Par un mémoire en défense, enregistré le 19 septembre 2025, le ministre de la justice conclut au rejet de la requête.
Il fait valoir que les moyens soulevés par le requérant ne sont pas fondés.
Par lettre du 19 septembre 2025, les parties ont été informées qu’en application des dispositions de l’article R. 611-11-1 du code de justice administrative l’instruction est susceptible d’être close le 10 octobre 2025, par l’émission d’une ordonnance de clôture ou d’un avis d’audience, sans information préalable.
La clôture immédiate de l’instruction a été prononcée par ordonnance du 24 octobre 2025.
M. D… a été admis au bénéfice de l’aide juridictionnelle totale par une décision du 25 janvier 2023.
Vu :
les autres pièces du dossier ;
le code pénitentiaire ;
la loi n° 91-647 du 10 juillet 1991 ;
le code de justice administrative.
Les parties ont été régulièrement averties du jour de l’audience.

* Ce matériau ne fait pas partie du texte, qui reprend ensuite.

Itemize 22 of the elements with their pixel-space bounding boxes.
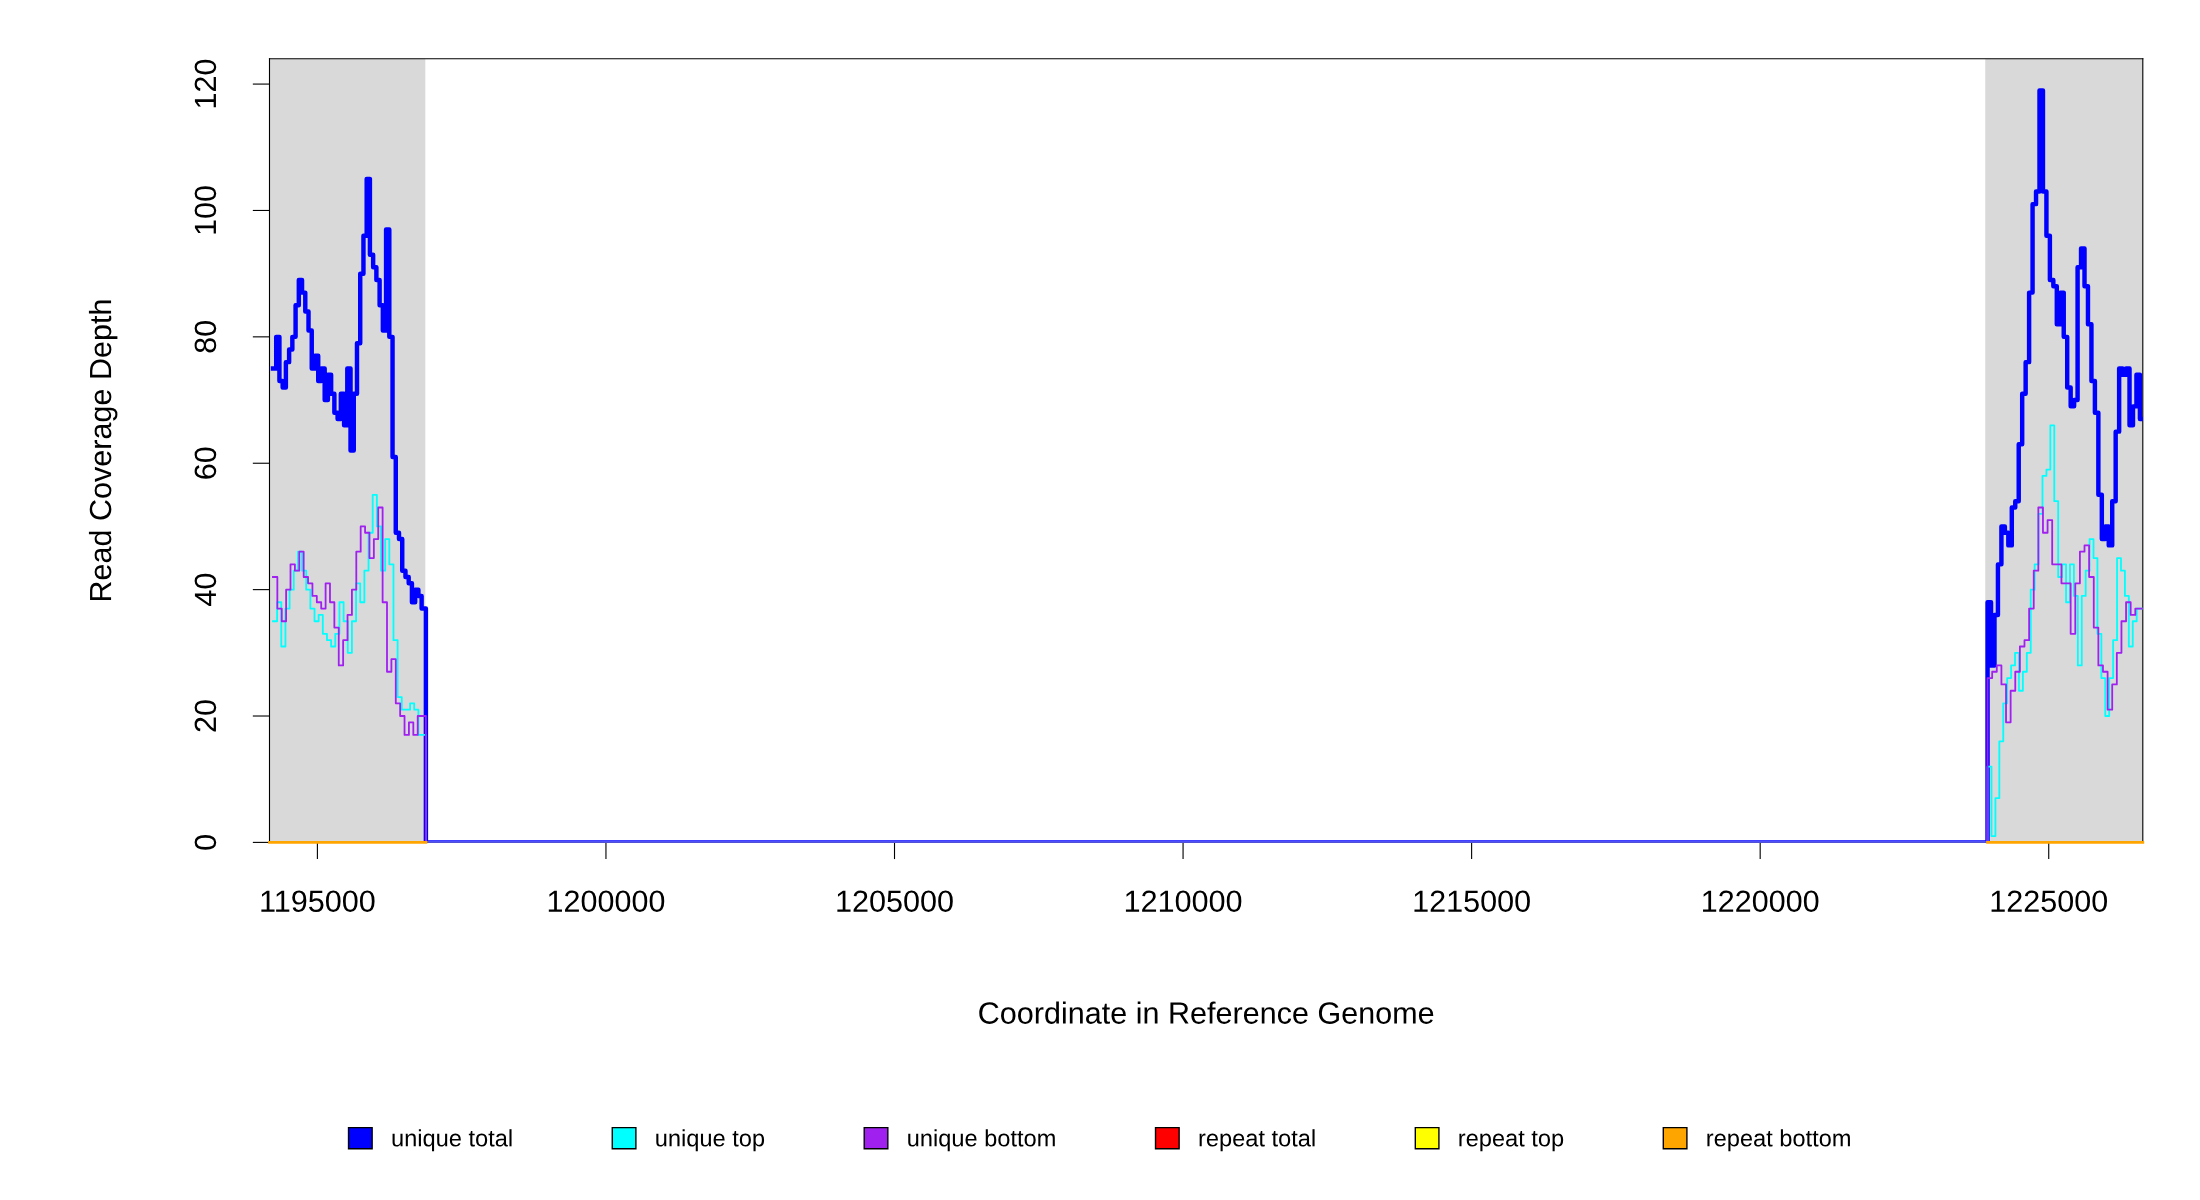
x-tick-label: 1220000 [1703, 890, 1819, 913]
x-tick-label: 1195000 [261, 890, 375, 913]
legend-label: unique bottom [908, 1129, 1055, 1152]
y-axis-title: Read Coverage Depth [88, 300, 118, 601]
y-tick-label: 40 [194, 573, 217, 606]
y-tick-label: 60 [194, 447, 217, 479]
legend-label: unique top [656, 1129, 765, 1152]
y-tick-label: 0 [194, 835, 217, 850]
x-axis-title: Coordinate in Reference Genome [979, 1001, 1434, 1024]
legend-label: repeat total [1199, 1129, 1315, 1152]
x-tick-label: 1215000 [1414, 890, 1530, 913]
x-tick-label: 1200000 [548, 890, 665, 913]
x-tick-label: 1225000 [1991, 890, 2108, 913]
y-tick-label: 80 [194, 321, 217, 353]
legend-label: repeat top [1459, 1131, 1564, 1152]
legend-label: repeat bottom [1707, 1129, 1850, 1152]
y-tick-label: 100 [194, 186, 217, 234]
y-tick-label: 120 [194, 59, 217, 108]
legend-label: unique total [392, 1129, 512, 1152]
x-tick-label: 1205000 [837, 890, 953, 913]
y-tick-label: 20 [194, 700, 217, 732]
x-tick-label: 1210000 [1125, 890, 1242, 913]
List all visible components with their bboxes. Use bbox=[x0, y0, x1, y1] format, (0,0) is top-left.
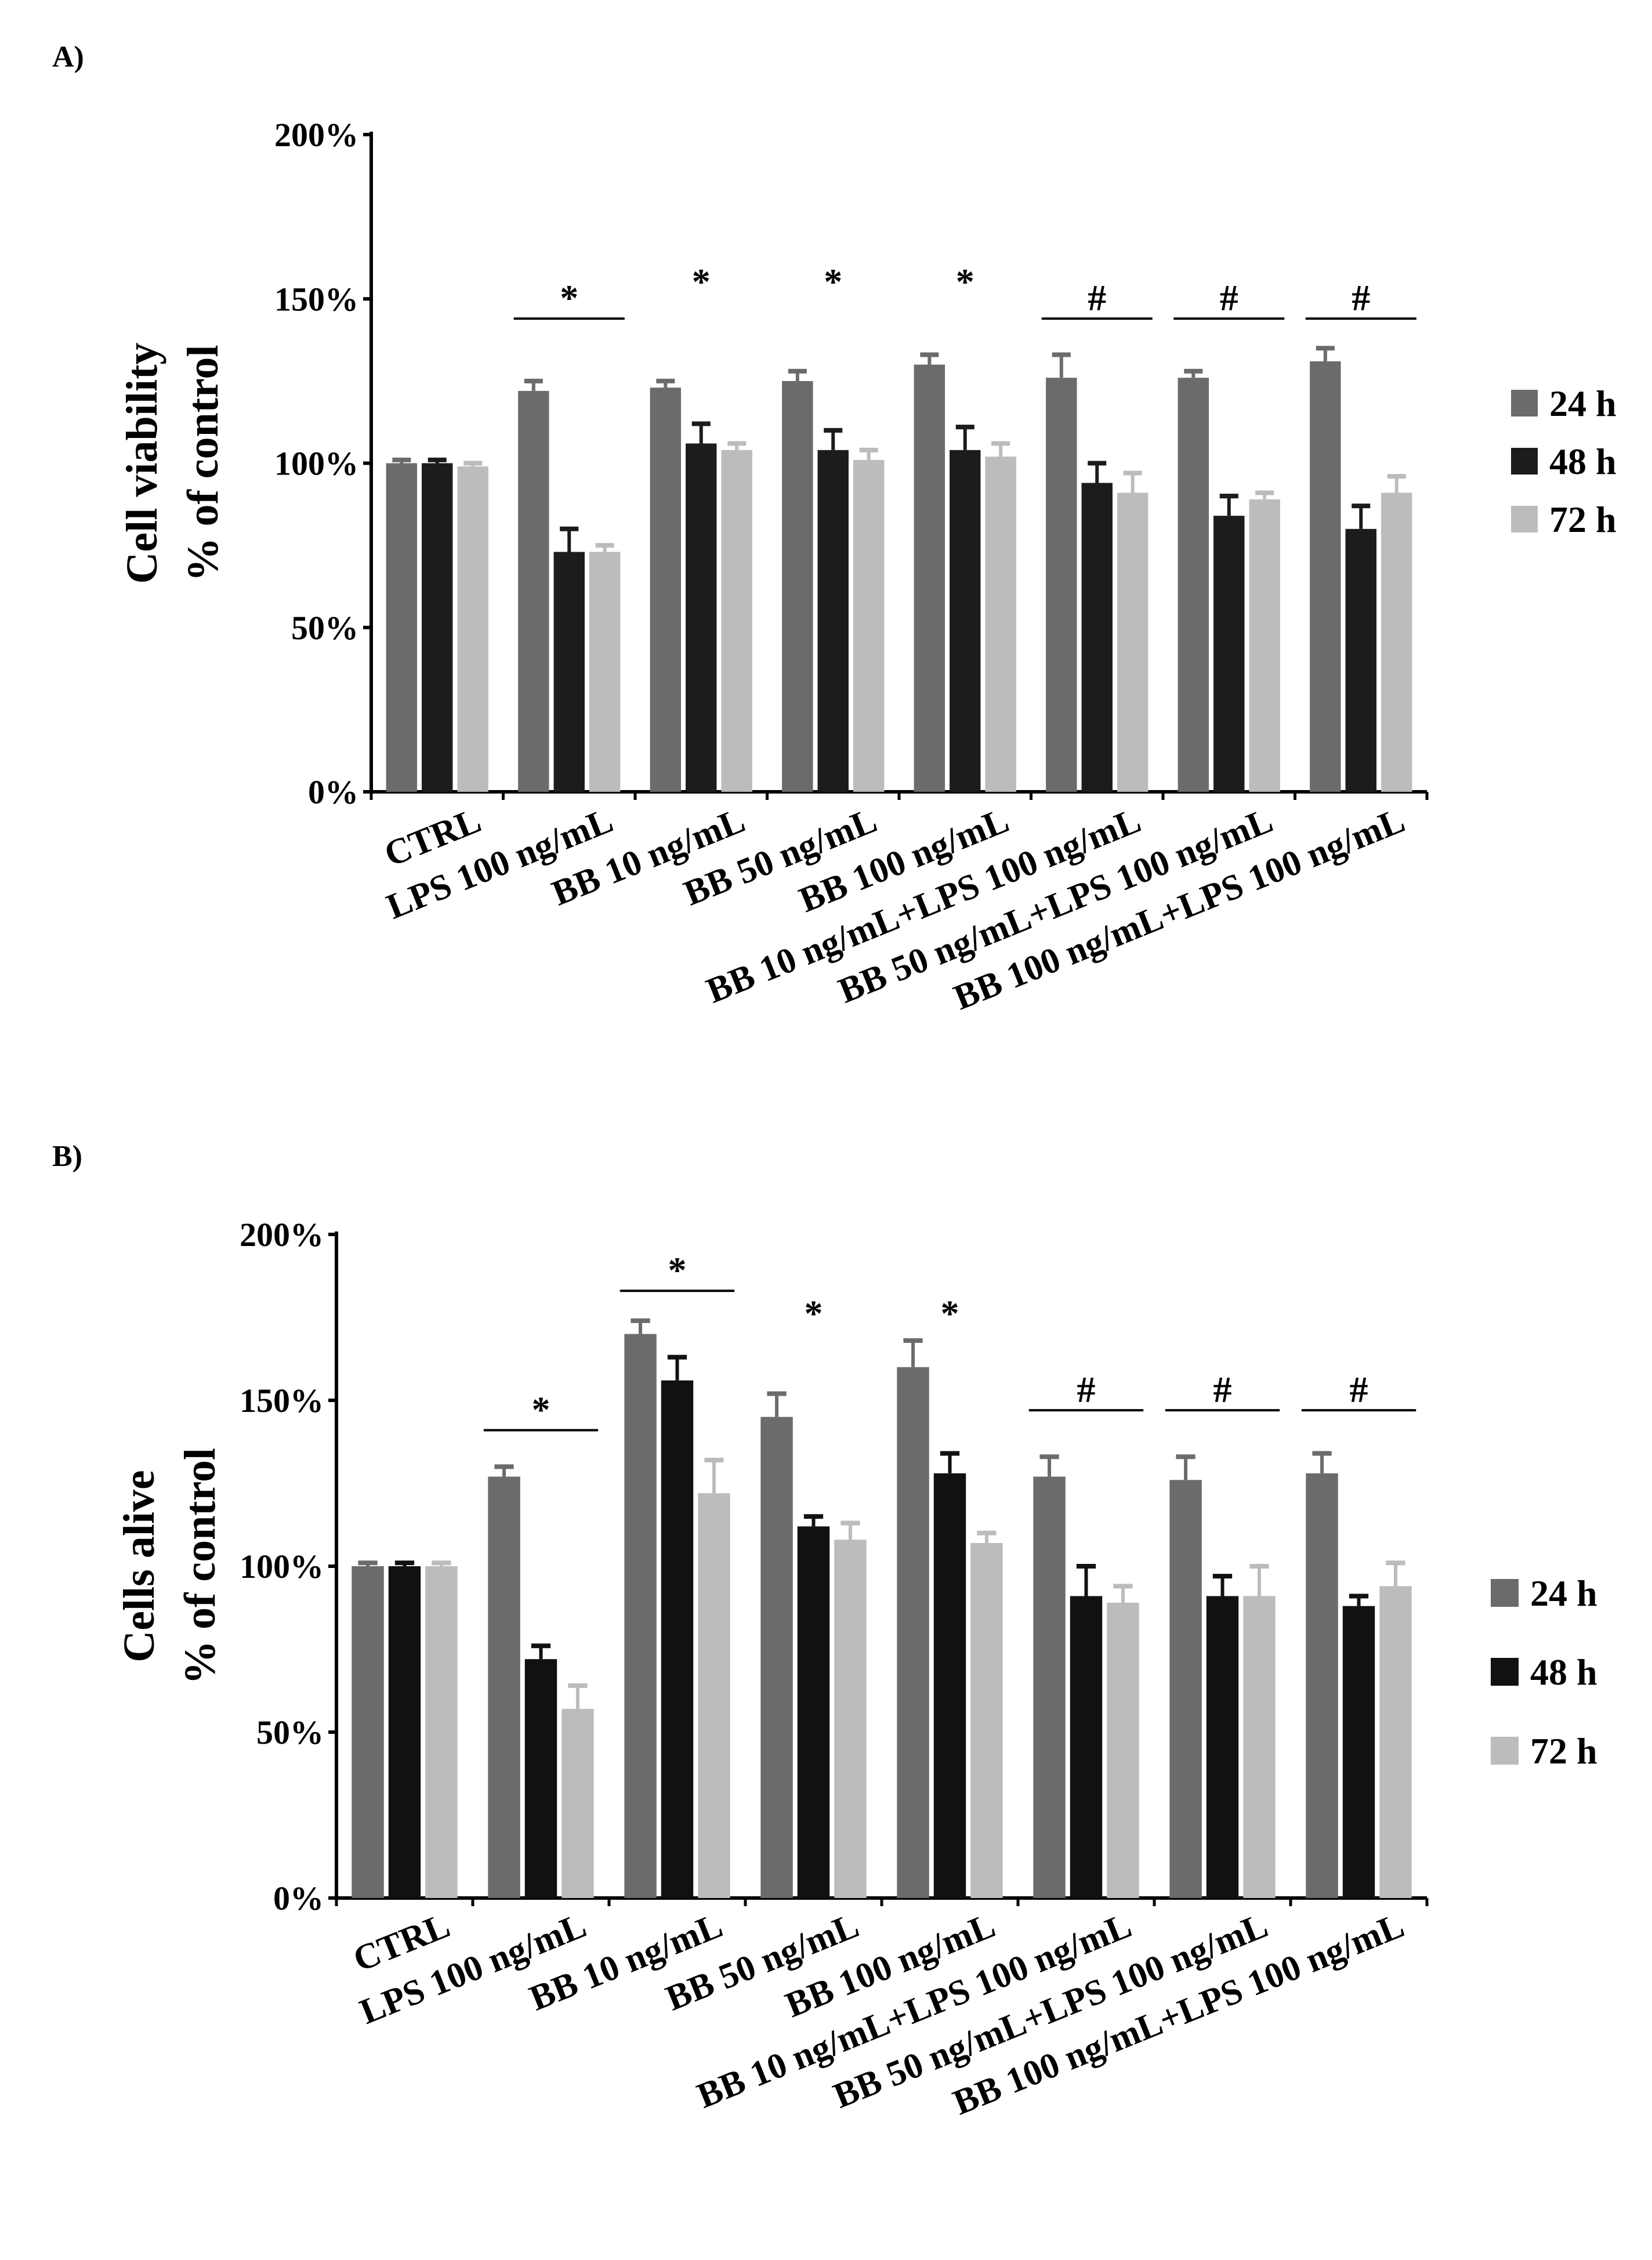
legend-label: 24 h bbox=[1549, 383, 1617, 424]
bar bbox=[488, 1476, 520, 1898]
bar bbox=[834, 1540, 867, 1898]
bar bbox=[1379, 1586, 1412, 1898]
legend-swatch bbox=[1511, 448, 1538, 475]
y-axis-label: Cells alive bbox=[115, 1470, 164, 1662]
significance-marker: # bbox=[1077, 1369, 1096, 1410]
bar bbox=[985, 457, 1016, 792]
bar bbox=[686, 443, 717, 792]
significance-marker: # bbox=[1352, 277, 1370, 318]
bar bbox=[352, 1566, 384, 1898]
bar bbox=[1381, 492, 1412, 792]
y-axis-label: % of control bbox=[176, 1448, 224, 1685]
bar bbox=[422, 463, 453, 792]
bar bbox=[782, 381, 813, 792]
panel-a: A) Cell viability % of control 0% 50% 100% 150… bbox=[52, 41, 1617, 1017]
bar bbox=[1107, 1602, 1139, 1898]
significance-marker: # bbox=[1220, 277, 1238, 318]
bar bbox=[650, 387, 682, 792]
bar bbox=[425, 1566, 458, 1898]
significance-marker: * bbox=[941, 1293, 959, 1334]
bar bbox=[760, 1417, 793, 1898]
bar bbox=[624, 1334, 657, 1898]
bar bbox=[1213, 516, 1245, 792]
bar bbox=[589, 552, 621, 792]
bar bbox=[897, 1367, 929, 1898]
bar bbox=[524, 1659, 557, 1898]
bar bbox=[970, 1542, 1003, 1898]
legend-label: 48 h bbox=[1549, 441, 1617, 482]
significance-marker: # bbox=[1088, 277, 1106, 318]
bar bbox=[1081, 483, 1113, 792]
bar bbox=[950, 450, 981, 792]
bar bbox=[721, 450, 752, 792]
bar bbox=[1243, 1596, 1276, 1898]
bar bbox=[1033, 1476, 1066, 1898]
y-tick-label: 50% bbox=[256, 1714, 324, 1751]
panel-b: B) Cells alive% of control 0% 50% 100% 150% 20… bbox=[52, 1140, 1597, 2123]
y-tick-label: 50% bbox=[291, 609, 358, 647]
significance-marker: * bbox=[532, 1389, 550, 1430]
y-tick-label: 150% bbox=[274, 280, 358, 318]
bar bbox=[388, 1566, 421, 1898]
significance-marker: * bbox=[824, 261, 842, 302]
bar bbox=[853, 459, 885, 792]
bar bbox=[817, 450, 849, 792]
legend-label: 48 h bbox=[1530, 1651, 1597, 1693]
significance-marker: * bbox=[692, 261, 711, 302]
bar bbox=[1206, 1596, 1239, 1898]
bar bbox=[797, 1526, 830, 1898]
bar bbox=[1070, 1596, 1103, 1898]
legend-swatch bbox=[1491, 1579, 1519, 1607]
bar bbox=[1046, 378, 1077, 792]
bar bbox=[561, 1708, 594, 1898]
legend-label: 72 h bbox=[1530, 1730, 1597, 1772]
bar bbox=[1310, 361, 1341, 792]
y-axis-label: % of control bbox=[179, 345, 227, 581]
y-tick-label: 0% bbox=[308, 773, 358, 811]
bar bbox=[1169, 1480, 1202, 1898]
panel-label: A) bbox=[52, 41, 84, 74]
legend-swatch bbox=[1511, 390, 1538, 416]
bar bbox=[1342, 1606, 1375, 1898]
significance-marker: * bbox=[560, 277, 578, 318]
bar bbox=[386, 463, 418, 792]
bar bbox=[661, 1380, 694, 1898]
bar bbox=[1306, 1473, 1338, 1898]
y-tick-label: 200% bbox=[274, 116, 358, 154]
bar bbox=[933, 1473, 966, 1898]
significance-marker: * bbox=[805, 1293, 823, 1334]
bar bbox=[1345, 528, 1376, 792]
legend-label: 72 h bbox=[1549, 499, 1617, 540]
y-tick-label: 100% bbox=[274, 445, 358, 483]
legend-label: 24 h bbox=[1530, 1573, 1597, 1614]
significance-marker: * bbox=[668, 1249, 687, 1291]
panel-label: B) bbox=[52, 1140, 82, 1173]
bar bbox=[698, 1493, 730, 1898]
y-axis-label: Cell viability bbox=[118, 343, 166, 584]
y-tick-label: 200% bbox=[240, 1216, 324, 1254]
significance-marker: # bbox=[1213, 1369, 1232, 1410]
significance-marker: * bbox=[956, 261, 974, 302]
bar bbox=[1117, 492, 1149, 792]
y-tick-label: 100% bbox=[240, 1548, 324, 1585]
legend-swatch bbox=[1491, 1737, 1519, 1765]
bar bbox=[1178, 378, 1209, 792]
y-tick-label: 150% bbox=[240, 1382, 324, 1419]
bar bbox=[457, 466, 488, 792]
bar bbox=[1249, 499, 1280, 792]
y-tick-label: 0% bbox=[273, 1879, 324, 1917]
bar bbox=[518, 390, 549, 792]
bar bbox=[914, 364, 945, 792]
legend-swatch bbox=[1511, 506, 1538, 533]
legend-swatch bbox=[1491, 1658, 1519, 1686]
significance-marker: # bbox=[1350, 1369, 1368, 1410]
bar bbox=[553, 552, 585, 792]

Ont été entendus au cours de l’audience publique :
- le rapport de Mme Fourcade,
- les conclusions de Mme Frapolli, rapporteure publique.
Considérant ce qui suit :
M. D…, détenu au centre pénitentiaire de Valence, s’est vu infliger par une décision du 7 octobre 2022 la sanction de 30 jours de cellule disciplinaire. Le recours administratif préalable obligatoire qu’il a présenté par l’intermédiaire de son conseil à l’encontre de cette sanction, notifiée le 14 octobre 2022, a été rejeté par une décision du 10 novembre 2022 par le directeur interrégional des services pénitentiaires de Lyon. Par la présente requête, M. D… demande l’annulation de la décision ayant rejeté son recours administratif préalable obligatoire.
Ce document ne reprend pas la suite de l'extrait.